You are building the interest calculator for a short-term cash instrument: a deposit, a bill, a money-market placement. It is handed a principal, an annual interest rate expressed as a decimal (so 0.05 means five percent per year), and two calendar dates: the date interest starts accruing and the date it stops. It returns, as a single number, the interest earned on the principal over the period from the start date up to but not including the end date. Equal dates earn nothing.

Implement a function interest(principal, annualRate, startISO, endISO). The two dates arrive as 'YYYY-MM-DD' strings and the start date is never after the end date. The interest is the principal times the annual rate times the fraction of a year the period covers. The day count itself is the literal number of calendar days between the two dates; the arithmetic is straightforward, and the entire result hinges on a single modeling choice you must make and pin down precisely.

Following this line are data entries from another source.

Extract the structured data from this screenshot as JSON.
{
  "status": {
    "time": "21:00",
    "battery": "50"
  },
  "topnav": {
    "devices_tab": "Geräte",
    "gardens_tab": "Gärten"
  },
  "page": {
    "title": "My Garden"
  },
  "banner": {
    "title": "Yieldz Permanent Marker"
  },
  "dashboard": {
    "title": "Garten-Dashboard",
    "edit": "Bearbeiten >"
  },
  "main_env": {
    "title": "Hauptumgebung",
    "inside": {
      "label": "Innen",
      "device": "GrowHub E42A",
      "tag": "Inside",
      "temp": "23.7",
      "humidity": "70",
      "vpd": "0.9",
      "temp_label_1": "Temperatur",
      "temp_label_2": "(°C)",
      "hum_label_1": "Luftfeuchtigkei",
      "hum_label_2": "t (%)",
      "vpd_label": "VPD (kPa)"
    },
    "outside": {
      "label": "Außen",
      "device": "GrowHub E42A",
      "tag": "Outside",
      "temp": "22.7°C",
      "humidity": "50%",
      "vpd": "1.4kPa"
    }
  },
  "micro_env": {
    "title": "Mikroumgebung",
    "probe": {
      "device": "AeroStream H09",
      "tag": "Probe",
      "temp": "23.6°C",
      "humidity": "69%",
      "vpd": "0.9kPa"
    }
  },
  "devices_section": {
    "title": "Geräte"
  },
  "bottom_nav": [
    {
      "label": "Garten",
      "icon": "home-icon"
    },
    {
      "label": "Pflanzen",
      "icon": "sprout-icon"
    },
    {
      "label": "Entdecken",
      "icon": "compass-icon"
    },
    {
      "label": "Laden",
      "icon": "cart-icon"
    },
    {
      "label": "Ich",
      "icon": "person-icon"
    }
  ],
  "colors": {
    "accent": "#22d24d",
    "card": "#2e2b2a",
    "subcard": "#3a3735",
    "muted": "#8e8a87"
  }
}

Specify how the calculator turns a count of days into a fraction of a year. Dividing the actual day count by 365 is the obvious choice, but it is not the one this kind of short-term instrument is conventionally quoted under. There is a standard, widely used convention for exactly this family of instruments that counts the real days elapsed but divides by a year length that is not 365. Decide which convention governs, state the year length it divides by exactly, and write it as something a deterministic test could check. A calculator that divides by a calendar year will quietly disagree with the convention for every period that actually earns interest.